É importante notar que os tropos da romantasia não são reproduções inconscientes de conceitos criados por autores homens. Os tropos da romantasia não foram escritos para o consumo de homens. Você não vai achar isso fora do gênero. Eles saíram de mulheres, para mulheres, pensando em mulheres. Esses mocinhos são idolatrados. Os livros são lidos e relidos, emprestados, comentados com as amigas. E são ridicularizados e menosprezados pela mesma legião de leitores incapazes de compreender a magnitude do romance romântico enquanto gênero.
Acho que há algo aí digno de nota, não?
Penso que destruir é mais fácil que construir quando se é homem (branco, cis, hétero… vocês me entenderam). Mulheres nunca tiveram a prerrogativa da destruição. Elas cuidam, nutrem, educam, maternam, agregam, acolhem, perdoam. Victor Hugo dizia que Deus fez para o homem um trono, e, para a mulher, um altar.
A mulher que destrói é pária mesmo entre as suas, pois agiu como homem. É pária até para si mesma, pois foi ensinada a sentir uma culpa tremenda por qualquer vestígio de egoísmo. Quantos pais abandonam seus filhos após um divórcio? Quantas mulheres ficam em um casamento ruim por causa dos filhos? A mulher segura as pontas que é para justamente não destruir nada. Lembra do tema da redação do Enem?

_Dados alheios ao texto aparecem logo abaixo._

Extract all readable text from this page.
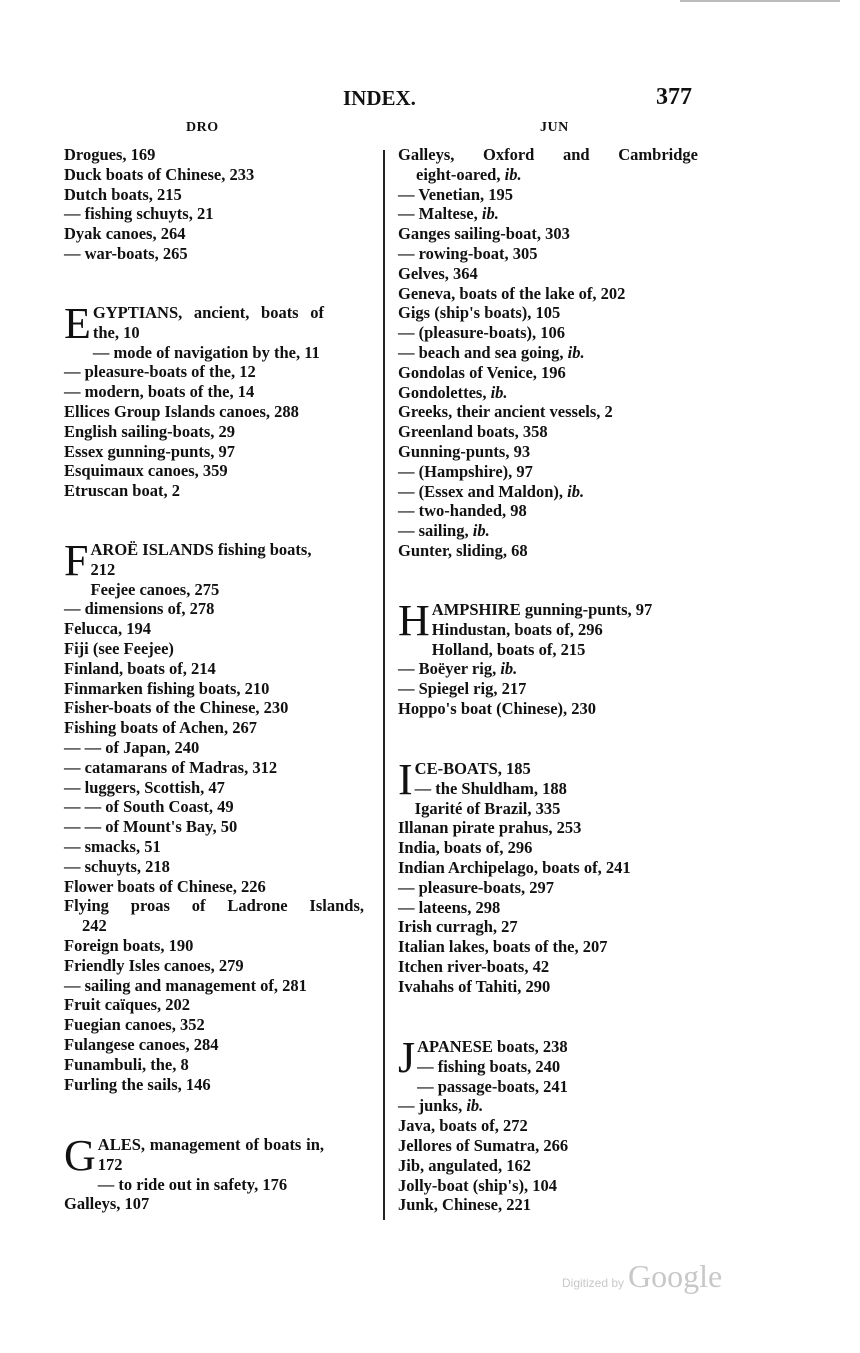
INDEX.	377
DRO	JUN
Drogues, 169
Duck boats of Chinese, 233
Dutch boats, 215
— fishing schuyts, 21
Dyak canoes, 264
— war-boats, 265
E GYPTIANS, ancient, boats of
the, 10
— mode of navigation by the, 11
— pleasure-boats of the, 12
— modern, boats of the, 14
Ellices Group Islands canoes, 288
English sailing-boats, 29
Essex gunning-punts, 97
Esquimaux canoes, 359
Etruscan boat, 2
F AROË ISLANDS fishing boats,
212
Feejee canoes, 275
— dimensions of, 278
Felucca, 194
Fiji (see Feejee)
Finland, boats of, 214
Finmarken fishing boats, 210
Fisher-boats of the Chinese, 230
Fishing boats of Achen, 267
— — of Japan, 240
— catamarans of Madras, 312
— luggers, Scottish, 47
— — of South Coast, 49
— — of Mount's Bay, 50
— smacks, 51
— schuyts, 218
Flower boats of Chinese, 226
Flying proas of Ladrone Islands,
242
Foreign boats, 190
Friendly Isles canoes, 279
— sailing and management of, 281
Fruit caïques, 202
Fuegian canoes, 352
Fulangese canoes, 284
Funambuli, the, 8
Furling the sails, 146
G ALES, management of boats in,
172
— to ride out in safety, 176
Galleys, 107
Galleys, Oxford and Cambridge
eight-oared, ib.
— Venetian, 195
— Maltese, ib.
Ganges sailing-boat, 303
— rowing-boat, 305
Gelves, 364
Geneva, boats of the lake of, 202
Gigs (ship's boats), 105
— (pleasure-boats), 106
— beach and sea going, ib.
Gondolas of Venice, 196
Gondolettes, ib.
Greeks, their ancient vessels, 2
Greenland boats, 358
Gunning-punts, 93
— (Hampshire), 97
— (Essex and Maldon), ib.
— two-handed, 98
— sailing, ib.
Gunter, sliding, 68
H AMPSHIRE gunning-punts, 97
Hindustan, boats of, 296
Holland, boats of, 215
— Boëyer rig, ib.
— Spiegel rig, 217
Hoppo's boat (Chinese), 230
I CE-BOATS, 185
— the Shuldham, 188
Igarité of Brazil, 335
Illanan pirate prahus, 253
India, boats of, 296
Indian Archipelago, boats of, 241
— pleasure-boats, 297
— lateens, 298
Irish curragh, 27
Italian lakes, boats of the, 207
Itchen river-boats, 42
Ivahahs of Tahiti, 290
J APANESE boats, 238
— fishing boats, 240
— passage-boats, 241
— junks, ib.
Java, boats of, 272
Jellores of Sumatra, 266
Jib, angulated, 162
Jolly-boat (ship's), 104
Junk, Chinese, 221
Digitized by Google
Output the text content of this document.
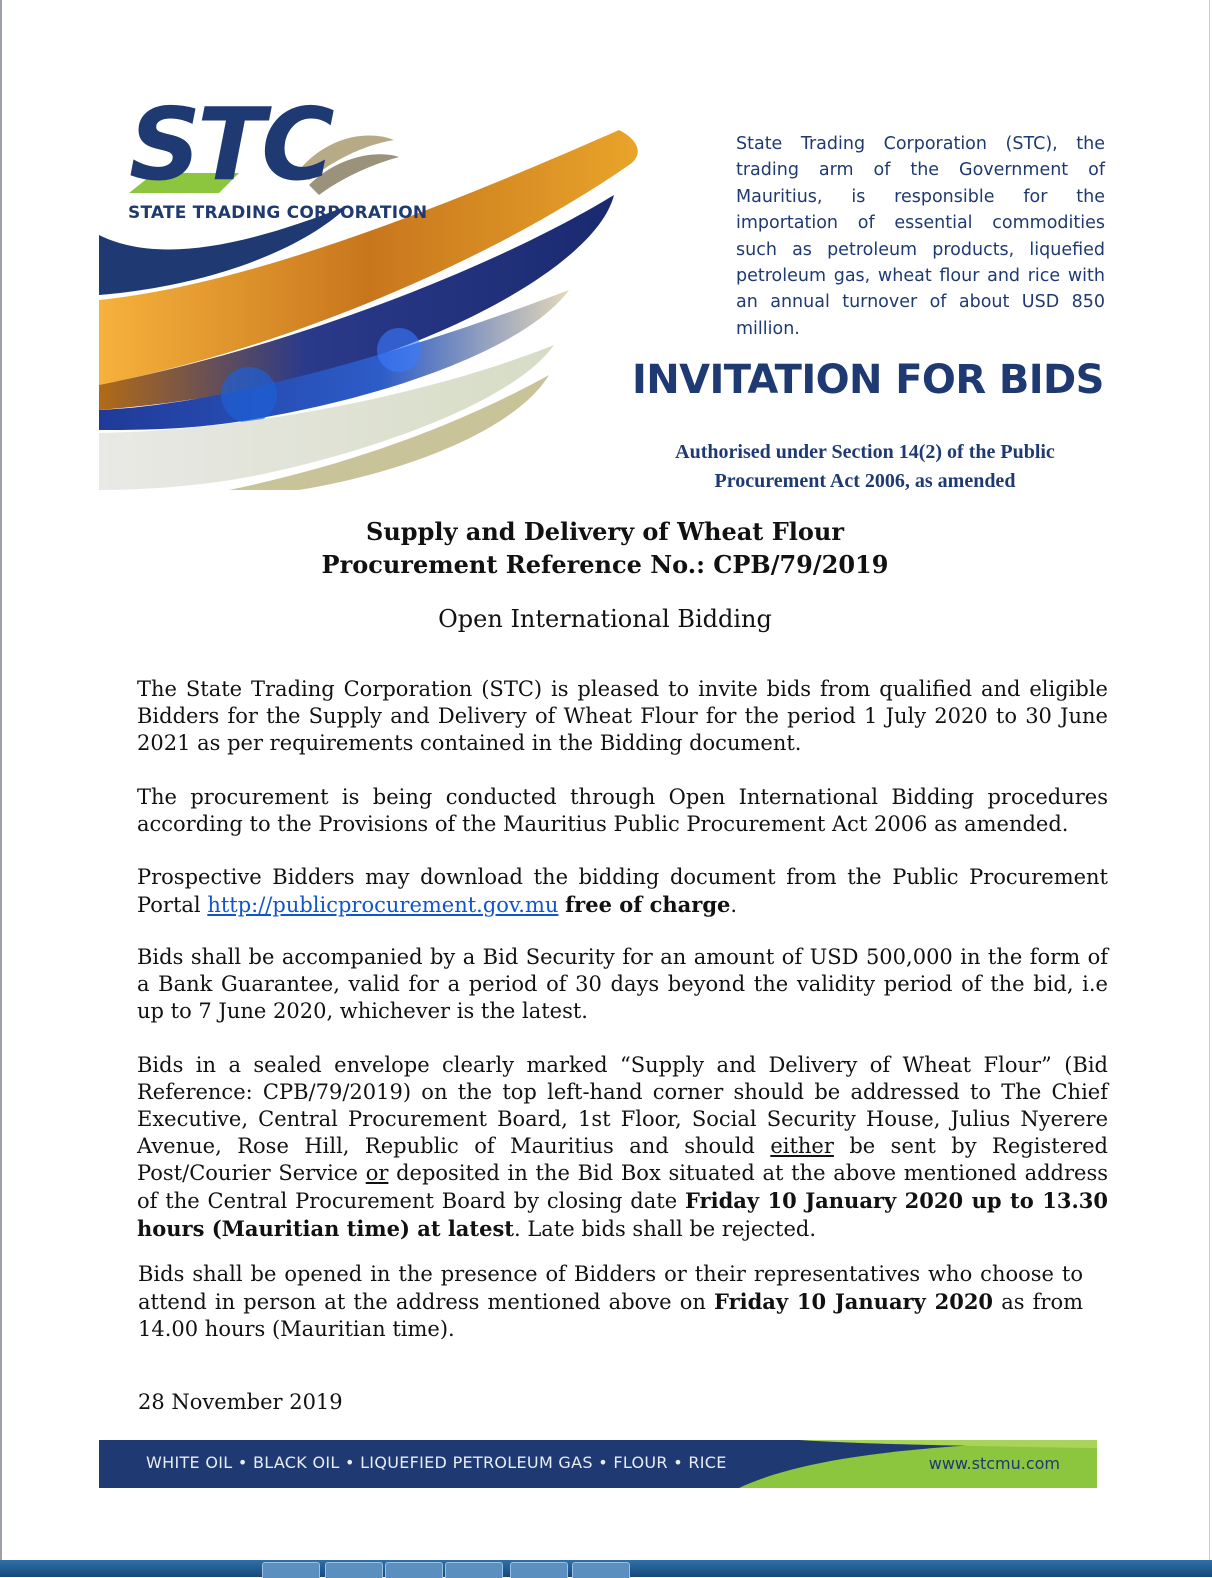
STC
STATE TRADING CORPORATION
State Trading Corporation (STC), the trading arm of the Government of Mauritius, is responsible for the importation of essential commodities such as petroleum products, liquefied petroleum gas, wheat flour and rice with an annual turnover of about USD 850 million.
INVITATION FOR BIDS
Authorised under Section 14(2) of the Public
Procurement Act 2006, as amended
Supply and Delivery of Wheat Flour
Procurement Reference No.: CPB/79/2019
Open International Bidding
The State Trading Corporation (STC) is pleased to invite bids from qualified and eligible Bidders for the Supply and Delivery of Wheat Flour for the period 1 July 2020 to 30 June 2021 as per requirements contained in the Bidding document.
The procurement is being conducted through Open International Bidding procedures according to the Provisions of the Mauritius Public Procurement Act 2006 as amended.
Prospective Bidders may download the bidding document from the Public Procurement Portal http://publicprocurement.gov.mu free of charge.
Bids shall be accompanied by a Bid Security for an amount of USD 500,000 in the form of a Bank Guarantee, valid for a period of 30 days beyond the validity period of the bid, i.e up to 7 June 2020, whichever is the latest.
Bids in a sealed envelope clearly marked “Supply and Delivery of Wheat Flour” (Bid Reference: CPB/79/2019) on the top left-hand corner should be addressed to The Chief Executive, Central Procurement Board, 1st Floor, Social Security House, Julius Nyerere Avenue, Rose Hill, Republic of Mauritius and should either be sent by Registered Post/Courier Service or deposited in the Bid Box situated at the above mentioned address of the Central Procurement Board by closing date Friday 10 January 2020 up to 13.30 hours (Mauritian time) at latest. Late bids shall be rejected.
Bids shall be opened in the presence of Bidders or their representatives who choose to attend in person at the address mentioned above on Friday 10 January 2020 as from 14.00 hours (Mauritian time).
28 November 2019
WHITE OIL • BLACK OIL • LIQUEFIED PETROLEUM GAS • FLOUR • RICE	www.stcmu.com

Se engana quem pensa que a romantasia está aí só para preencher fantasias sexuais. As coisas são muito mais interdependentes. A promessa de destruição é uma fantasia de poder.
Inserido no mocinho, o potencial destrutivo a isenta de culpa. Ela não é a agente causadora da destruição, mas o poder é dela. Está por um fio. Está por sua decisão. Está ao alcance.
Por dentro, no âmago, todas as mulheres que conheço sentem em alguma medida um desejo mórbido de jogar tudo para o alto. De sumir, de deixar o circo pegar fogo, de dizer não. A liberdade de ser ruim, de se colocar primeiro, de ser maluca, de ser selvagem. E de não sentir culpa.
Um mocinho que se oferece para colocar o mundo de joelhos por ela oferece um sonho em bandeja de prata. Não significa que essas mulheres queiram a violência, ou que o façam na vida real (gosto de acreditar que as leitoras são bem grandinhas e não devem ser subestimadas), mas elas querem a possibilidade. Querem estar intocadas, protegidas, donas do poder. Até porque, esse mundo fictício que está sob ameaça de destruição costuma ser uma grande metáfora para tudo que a oprime dentro da história.
E é aí que os fetiches começam a se misturar. Penso de verdade que a construção de um bom mocinho passa longe de ser uma questão apenas de escrever boas cenas de sexo. Há mais mistérios entre o céu e o clitóris do que sonha tua vã filosofia.
(Um detalhe engraçado para ilustrar meu argumento é notar como o Henry Cavill conquistou um espaço muito precioso para o mercado, que é satisfazer tanto fantasias de poder femininas quanto masculinas. É por isso que você não vê muitos caras reclamando dele, por mais irreal que ele seja — porque ele é. Eu só aceito a existência desse homem se eu encontrar o dito cujo na rua. Pense como seria caso ele protagonizasse apenas filmes voltados para o público feminino…)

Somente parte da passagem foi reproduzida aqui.